ПОЛИТИЧЕСКИЕ ДЕЛА
В Петербурге начались университетские «истории»; предусмотрительное р-ское начальство решило, что и мы не должны отставать от столичного города, и тотчас же озаботилось принять меры к устройству «историй», наподобие петербургских.
Прежде всего в университете, без всякого повода, заколотили двери в курильную комнату, затем около главного подъезда расставили полицейских.
В университет, с городской стороны, на которой жили почти все студенты, нужно было проходить через небольшой мостик. В одно прекрасное утро мы с Новицким, отправившись зачем-то в университет, были задержаны на этом мосту. Будочники, стоявшие на одном краю мостика, не пропускали к университету даже кухарок и чиновниц, шедших на рынок, находившийся за университетом. Мы остановились; никто ничего не понимал, но все ждали, что будочники скоро освободят вход.
— Что такое? — с недоумением спрашивали друг друга.

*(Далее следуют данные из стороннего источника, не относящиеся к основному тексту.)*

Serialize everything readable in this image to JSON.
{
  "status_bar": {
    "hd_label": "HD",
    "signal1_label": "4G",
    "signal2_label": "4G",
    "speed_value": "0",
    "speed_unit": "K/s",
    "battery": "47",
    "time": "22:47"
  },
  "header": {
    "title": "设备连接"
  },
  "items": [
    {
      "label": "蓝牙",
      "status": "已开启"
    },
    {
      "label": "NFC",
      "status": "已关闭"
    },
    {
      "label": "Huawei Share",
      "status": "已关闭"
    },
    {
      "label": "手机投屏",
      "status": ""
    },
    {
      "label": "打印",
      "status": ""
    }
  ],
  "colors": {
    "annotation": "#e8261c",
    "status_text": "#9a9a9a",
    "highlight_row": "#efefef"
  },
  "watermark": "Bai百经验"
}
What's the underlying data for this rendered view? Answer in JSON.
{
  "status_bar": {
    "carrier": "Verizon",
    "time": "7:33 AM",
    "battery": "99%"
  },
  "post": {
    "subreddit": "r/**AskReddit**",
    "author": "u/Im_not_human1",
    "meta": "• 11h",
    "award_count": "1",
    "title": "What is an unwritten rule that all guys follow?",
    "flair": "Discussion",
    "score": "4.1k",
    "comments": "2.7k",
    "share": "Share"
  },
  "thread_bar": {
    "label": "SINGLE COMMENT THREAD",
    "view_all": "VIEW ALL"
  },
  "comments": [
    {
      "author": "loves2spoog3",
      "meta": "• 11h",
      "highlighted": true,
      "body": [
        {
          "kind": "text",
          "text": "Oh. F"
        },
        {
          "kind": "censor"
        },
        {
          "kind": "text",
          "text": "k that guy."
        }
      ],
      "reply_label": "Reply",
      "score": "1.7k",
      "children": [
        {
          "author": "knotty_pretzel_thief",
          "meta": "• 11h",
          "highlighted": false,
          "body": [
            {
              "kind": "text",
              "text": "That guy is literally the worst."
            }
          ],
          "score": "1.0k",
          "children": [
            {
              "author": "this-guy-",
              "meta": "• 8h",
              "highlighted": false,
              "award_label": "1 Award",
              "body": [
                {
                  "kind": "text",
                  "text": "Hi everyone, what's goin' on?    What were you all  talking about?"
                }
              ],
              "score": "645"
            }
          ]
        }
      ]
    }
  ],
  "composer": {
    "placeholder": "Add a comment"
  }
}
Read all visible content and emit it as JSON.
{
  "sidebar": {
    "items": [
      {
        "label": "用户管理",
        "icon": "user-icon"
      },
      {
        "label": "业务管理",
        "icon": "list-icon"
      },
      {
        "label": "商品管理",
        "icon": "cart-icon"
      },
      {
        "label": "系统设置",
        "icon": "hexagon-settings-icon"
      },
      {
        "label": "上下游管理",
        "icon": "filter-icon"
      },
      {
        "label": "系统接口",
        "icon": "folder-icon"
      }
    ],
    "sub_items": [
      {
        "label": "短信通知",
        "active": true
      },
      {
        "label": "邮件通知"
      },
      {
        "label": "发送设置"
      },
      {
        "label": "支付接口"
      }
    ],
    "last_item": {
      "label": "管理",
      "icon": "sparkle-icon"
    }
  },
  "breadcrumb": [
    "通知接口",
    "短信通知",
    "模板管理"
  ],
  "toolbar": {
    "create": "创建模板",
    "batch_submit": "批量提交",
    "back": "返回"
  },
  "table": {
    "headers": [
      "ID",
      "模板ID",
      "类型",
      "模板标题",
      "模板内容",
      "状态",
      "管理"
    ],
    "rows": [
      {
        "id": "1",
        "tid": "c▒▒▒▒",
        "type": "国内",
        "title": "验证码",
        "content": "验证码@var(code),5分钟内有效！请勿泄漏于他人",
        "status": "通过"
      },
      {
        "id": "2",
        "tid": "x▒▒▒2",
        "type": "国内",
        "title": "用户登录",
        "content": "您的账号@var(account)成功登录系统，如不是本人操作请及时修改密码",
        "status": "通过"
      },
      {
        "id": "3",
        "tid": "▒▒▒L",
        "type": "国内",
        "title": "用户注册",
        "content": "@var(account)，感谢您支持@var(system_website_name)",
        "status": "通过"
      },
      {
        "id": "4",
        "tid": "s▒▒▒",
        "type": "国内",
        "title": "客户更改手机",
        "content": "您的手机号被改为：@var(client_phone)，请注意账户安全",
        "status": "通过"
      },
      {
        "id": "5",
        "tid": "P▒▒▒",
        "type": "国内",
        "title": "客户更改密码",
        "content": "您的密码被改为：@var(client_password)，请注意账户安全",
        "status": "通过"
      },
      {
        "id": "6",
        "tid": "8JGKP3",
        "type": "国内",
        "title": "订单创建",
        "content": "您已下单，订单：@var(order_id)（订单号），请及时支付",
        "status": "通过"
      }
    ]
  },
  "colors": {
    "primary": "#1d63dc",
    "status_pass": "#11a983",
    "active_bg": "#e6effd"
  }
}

Я полагал, что это какое-нибудь недоразумение и что во всяком случае через минуту мост должен освободиться. Но недоразумения никакого не было. Мы прождали с полчаса и когда начальство увидело, что толпа достаточно велика для того, чтобы можно было заключить о ее неблагонамеренности, явились жандармы.
— Расходитесь, извольте расходиться!
Но разойтись не было никакой возможности. Единственный выход оставался — через перила мостика — в воду, куда и начали прыгать благоразумнейшие из толпы. Поднялись крики, визг, толкотня и давка невыразимые… Мне нельзя было двинуться: что-то свистнуло в воздухе, и я слышал, как Новицкий яростно закричал какое-то ругательство. Крик этот, кажется, был сигналом к еще большей сумятице…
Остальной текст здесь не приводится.